Again, the best targeting strategy is not universal across scales.
They try this with language models and transformers and a couple of different types of transformers.
They try it with convolutional networks.
It's pretty damn robust.
And it also is the case that model size is not a protecting strategy.
So you can't just scale your way out of this vulnerability.
No matter how big the models are, you apply the same technique, flip a couple bits, and the whole thing kind of fucks up in catastrophic ways, which is kind of interesting.
So they do look at...
a bunch of different attack vectors.
Like now that we know that it's this simple, find the biggest weights and then flip the sign bit, how could we exploit this?
And there's just a whole bunch of ways you could actually do this in practice.
So that itself is quite interesting.
They do close by saying, hey, they've got some defenses and they're pretty intuitive actually.
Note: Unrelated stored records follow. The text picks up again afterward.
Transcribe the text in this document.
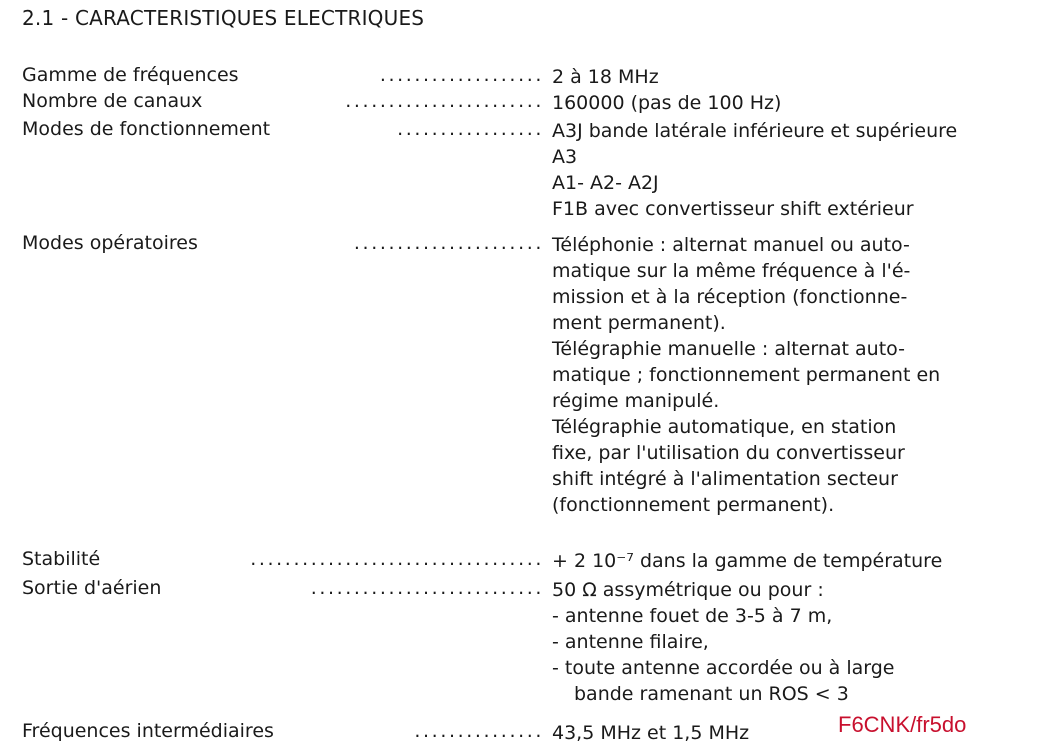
2.1 - CARACTERISTIQUES ELECTRIQUES
Gamme de fréquences	................... 2 à 18 MHz
Nombre de canaux	....................... 160000 (pas de 100 Hz)
Modes de fonctionnement	................. A3J bande latérale inférieure et supérieure
A3
A1- A2- A2J
F1B avec convertisseur shift extérieur
Modes opératoires	...................... Téléphonie : alternat manuel ou auto-
matique sur la même fréquence à l'é-
mission et à la réception (fonctionne-
ment permanent).
Télégraphie manuelle : alternat auto-
matique ; fonctionnement permanent en
régime manipulé.
Télégraphie automatique, en station
fixe, par l'utilisation du convertisseur
shift intégré à l'alimentation secteur
(fonctionnement permanent).
Stabilité	.................................. + 2 10⁻⁷ dans la gamme de température
Sortie d'aérien	........................... 50 Ω assymétrique ou pour :
- antenne fouet de 3-5 à 7 m,
- antenne filaire,
- toute antenne accordée ou à large
bande ramenant un ROS < 3
Fréquences intermédiaires	............... 43,5 MHz et 1,5 MHz	F6CNK/fr5do
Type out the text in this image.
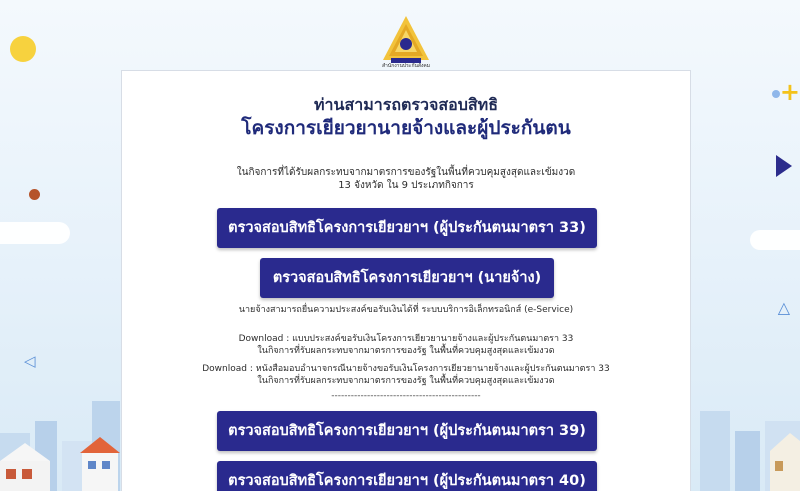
△
◁
+
สำนักงานประกันสังคม
ท่านสามารถตรวจสอบสิทธิ
โครงการเยียวยานายจ้างและผู้ประกันตน
ในกิจการที่ได้รับผลกระทบจากมาตรการของรัฐในพื้นที่ควบคุมสูงสุดและเข้มงวด
13 จังหวัด ใน 9 ประเภทกิจการ
ตรวจสอบสิทธิโครงการเยียวยาฯ (ผู้ประกันตนมาตรา 33)
ตรวจสอบสิทธิโครงการเยียวยาฯ (นายจ้าง)
นายจ้างสามารถยื่นความประสงค์ขอรับเงินได้ที่ ระบบบริการอิเล็กทรอนิกส์ (e-Service)
Download : แบบประสงค์ขอรับเงินโครงการเยียวยานายจ้างและผู้ประกันตนมาตรา 33
ในกิจการที่รับผลกระทบจากมาตรการของรัฐ ในพื้นที่ควบคุมสูงสุดและเข้มงวด
Download : หนังสือมอบอำนาจกรณีนายจ้างขอรับเงินโครงการเยียวยานายจ้างและผู้ประกันตนมาตรา 33
ในกิจการที่รับผลกระทบจากมาตรการของรัฐ ในพื้นที่ควบคุมสูงสุดและเข้มงวด
----------------------------------------------
ตรวจสอบสิทธิโครงการเยียวยาฯ (ผู้ประกันตนมาตรา 39)
ตรวจสอบสิทธิโครงการเยียวยาฯ (ผู้ประกันตนมาตรา 40)
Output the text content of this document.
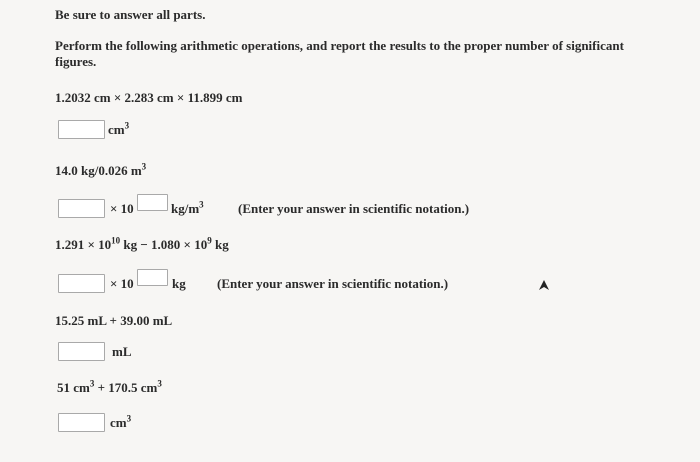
Be sure to answer all parts.
Perform the following arithmetic operations, and report the results to the proper number of significant
figures.
1.2032 cm × 2.283 cm × 11.899 cm
$cm^3$
14.0 kg/0.026 $m^3$
× 10	$kg/m^3$	(Enter your answer in scientific notation.)
$1.291 \times 10^{10}$ kg − $1.080 \times 10^9$ kg
× 10	kg (Enter your answer in scientific notation.)
15.25 mL + 39.00 mL
mL
51 $cm^3 + 170.5$ $cm^3$
$cm^3$
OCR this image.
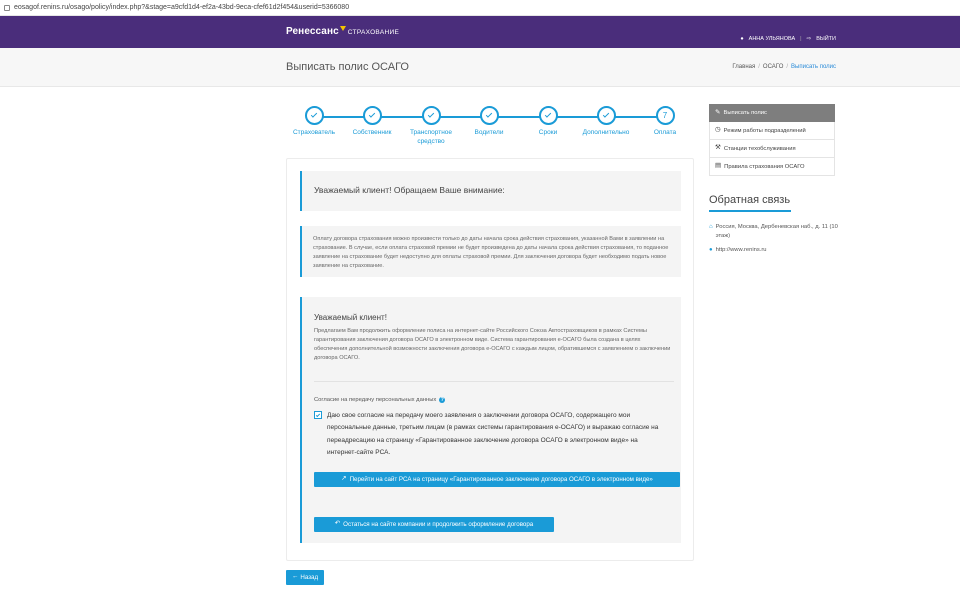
eosagof.renins.ru/osago/policy/index.php?&stage=a9cfd1d4-ef2a-43bd-9eca-cfef61d2f454&userid=5366080
Ренессанс СТРАХОВАНИЕ
● АННА УЛЬЯНОВА | ⇨ ВЫЙТИ
Выписать полис ОСАГО	Главная / ОСАГО / Выписать полис
Страхователь	Собственник	Транспортное средство
Водители	Сроки	Дополнительно
7
Оплата
Уважаемый клиент! Обращаем Ваше внимание:
Оплату договора страхования можно произвести только до даты начала срока действия страхования, указанной Вами в заявлении на страхование. В случае, если оплата страховой премии не будет произведена до даты начала срока действия страхования, то поданное заявление на страхование будет недоступно для оплаты страховой премии. Для заключения договора будет необходимо подать новое заявление на страхование.
Уважаемый клиент!
Предлагаем Вам продолжить оформление полиса на интернет-сайте Российского Союза Автостраховщиков в рамках Системы гарантирования заключения договора ОСАГО в электронном виде. Система гарантирования е-ОСАГО была создана в целях обеспечения дополнительной возможности заключения договора е-ОСАГО с каждым лицом, обратившемся с заявлением о заключении договора ОСАГО.
Согласие на передачу персональных данных ?
Даю свое согласие на передачу моего заявления о заключении договора ОСАГО, содержащего мои персональные данные, третьим лицам (в рамках системы гарантирования е-ОСАГО) и выражаю согласие на переадресацию на страницу «Гарантированное заключение договора ОСАГО в электронном виде» на интернет-сайте РСА.
↗ Перейти на сайт РСА на страницу «Гарантированное заключение договора ОСАГО в электронном виде»
↶ Остаться на сайте компании и продолжить оформление договора
← Назад
✎ Выписать полис
◷ Режим работы подразделений
⚒ Станции техобслуживания
▤ Правила страхования ОСАГО
Обратная связь
⌂ Россия, Москва, Дербеневская наб., д. 11 (10 этаж)
● http://www.renins.ru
So because this strategy involves identifying the most critical parameters, you can just kind of selectively protect those parameters using error correcting codes or just literal bit replication.
So you...
yet have a kind of stored version of the correct values for them.
And protecting just 0.001% of parameters already cuts attack damage roughly in half.
So just like it's easy to pick your targets, it's also easy to pick what you're defending.
If you protect 1% of parameters, you basically nullify the whole attack completely.
And so, yeah, there you go.
Which bits you protect matters a lot, but once you can pin them down, you're good to go.
So pretty interesting paper highlights how fickle these things are.
Imagine AI systems like Mythos identifying new ideas like this, and you can see why it's such a big deal.
Even though each individual one you can defend against, it's the fact of these new vulnerabilities, the fact that the systems we're building are so fragile at a meta level that's sort of cause for concern.
Right.
And I do list a bunch of mechanisms for enabling bit flips like GPU cache tampering, voltage, frequency glitching, firmware exploits, all this kind of stuff.
So as you said, actually something that you could do if you're an advanced ultra hacker.
And with that, we are done with this episode that is hopefully out by the weekend.
Thank you so much for listening to this week's episode of Last Week in AI.
As always, we appreciate you sharing, commenting, and just listening, especially if you've made it this far and are hearing it.
Thank you for actually sticking with us.